In 1991 he became a part-time member of the Myanmar Historical Commission.

==Honors==

On 11 December 1999 he represented the aged literati at a ceremony to pay respects to them at Yangon City Hall.
Lieutenant-General Khin Nyunt, Secretary-l of the State Peace and Development Council, spoke at the event. He said that "literati had taken the lead in striving for the interests of the nation and the people, holding their pen; they have inspired the people to be imbued with anti-colonial sentiment and a spirit of making supreme sacrifice for the nation and the people; they were in the vanguard in safeguarding the race and religion which got bogged down in the mire during the colonial period".

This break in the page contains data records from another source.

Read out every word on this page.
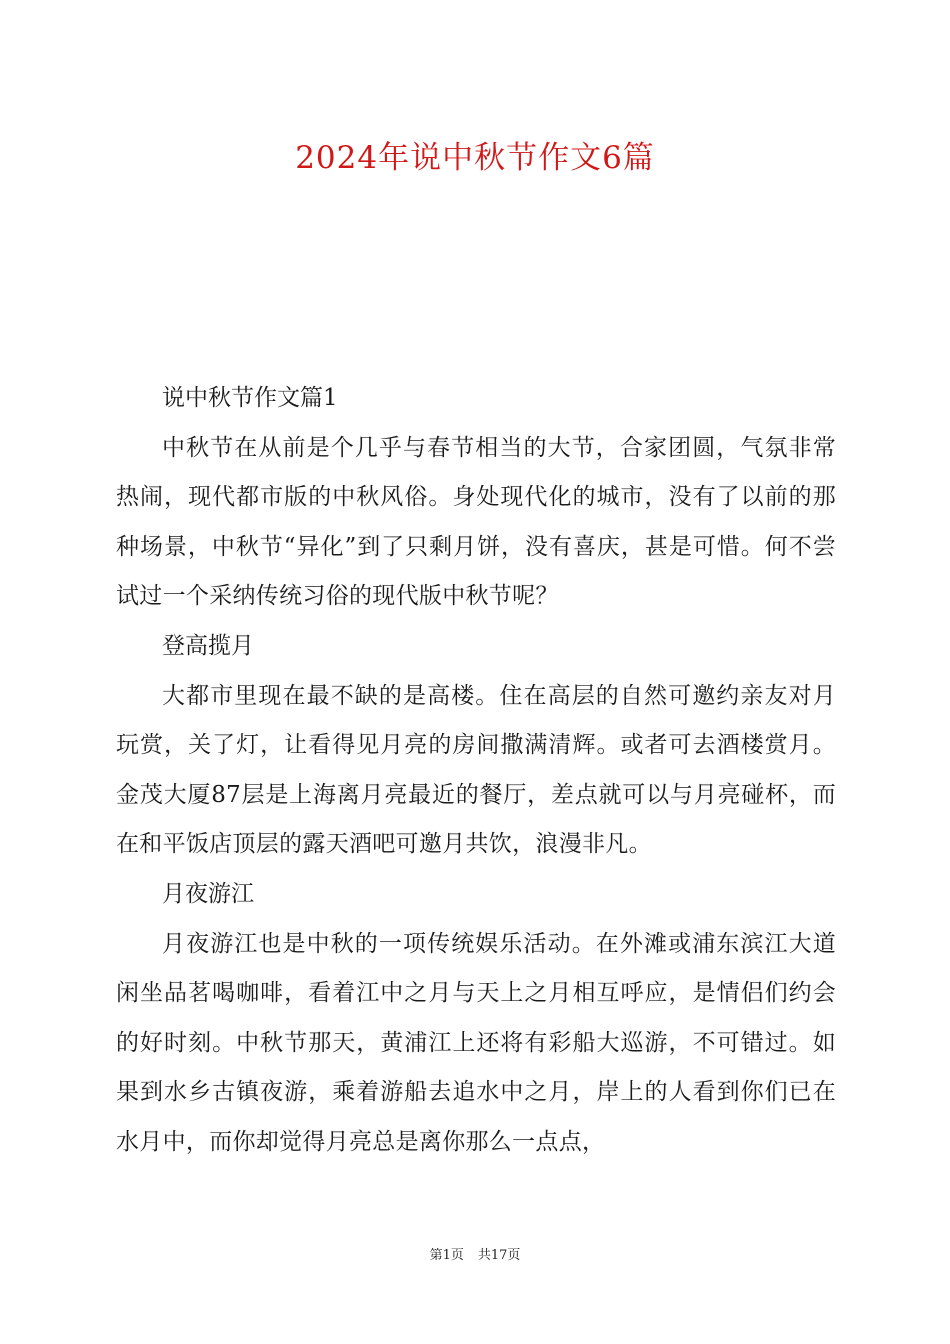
2024年说中秋节作文6篇

说中秋节作文篇1

中秋节在从前是个几乎与春节相当的大节，合家团圆，气氛非常热闹，现代都市版的中秋风俗。身处现代化的城市，没有了以前的那种场景，中秋节“异化”到了只剩月饼，没有喜庆，甚是可惜。何不尝试过一个采纳传统习俗的现代版中秋节呢？

登高揽月

大都市里现在最不缺的是高楼。住在高层的自然可邀约亲友对月玩赏，关了灯，让看得见月亮的房间撒满清辉。或者可去酒楼赏月。金茂大厦87层是上海离月亮最近的餐厅，差点就可以与月亮碰杯，而在和平饭店顶层的露天酒吧可邀月共饮，浪漫非凡。

月夜游江

月夜游江也是中秋的一项传统娱乐活动。在外滩或浦东滨江大道闲坐品茗喝咖啡，看着江中之月与天上之月相互呼应，是情侣们约会的好时刻。中秋节那天，黄浦江上还将有彩船大巡游，不可错过。如果到水乡古镇夜游，乘着游船去追水中之月，岸上的人看到你们已在水月中，而你却觉得月亮总是离你那么一点点，

第1页 共17页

After attending the presentation ceremony for the SEA Write Award for 2001 in Bangkok, Thailand, Htin Gyi returned to Myanmar on 10 October 2001.
He was met at the airport by Deputy Minister for Information U Thein Sein and other senior officials.
On 14 October 2001 a ceremony was held at Karaweik Palace, Kandawgyi to honor Tekkatho Htin Gyi for winning the SEA Award.
Attendees included Minister for Information Major-General Kyi Aung, Deputy Minister U Thein Sein, Deputy Minister for Culture U Soe Nyunt, Chairman of Myanmar Writers and Journalists Association U Hla Myaing (Ko Hsaung) and other prominent people.
Htin Gyi was Honorary Patron of the Pyinnya Tazaung magazine. After he had won the SEA Write Award, in December 2001 he was presented a prize in the Pyinnya Tazaung Literary Competition.

==Legacy==

Htin Gyi died on 1 April 2004. His compilation of examples of English usage with the Burmese equivalent is widely used as a reference source by journalists and translators. In September 2004, the Myanmar Writers and Journalists Association decided to open a digital research library on history of Myanmar literature, to be named after Htin Gyi. The online library would provide access to the wide range of material that he had collected. It would include newspaper and magazine clippings, photographs and biographies of writers, journalists, poets and cartoonists.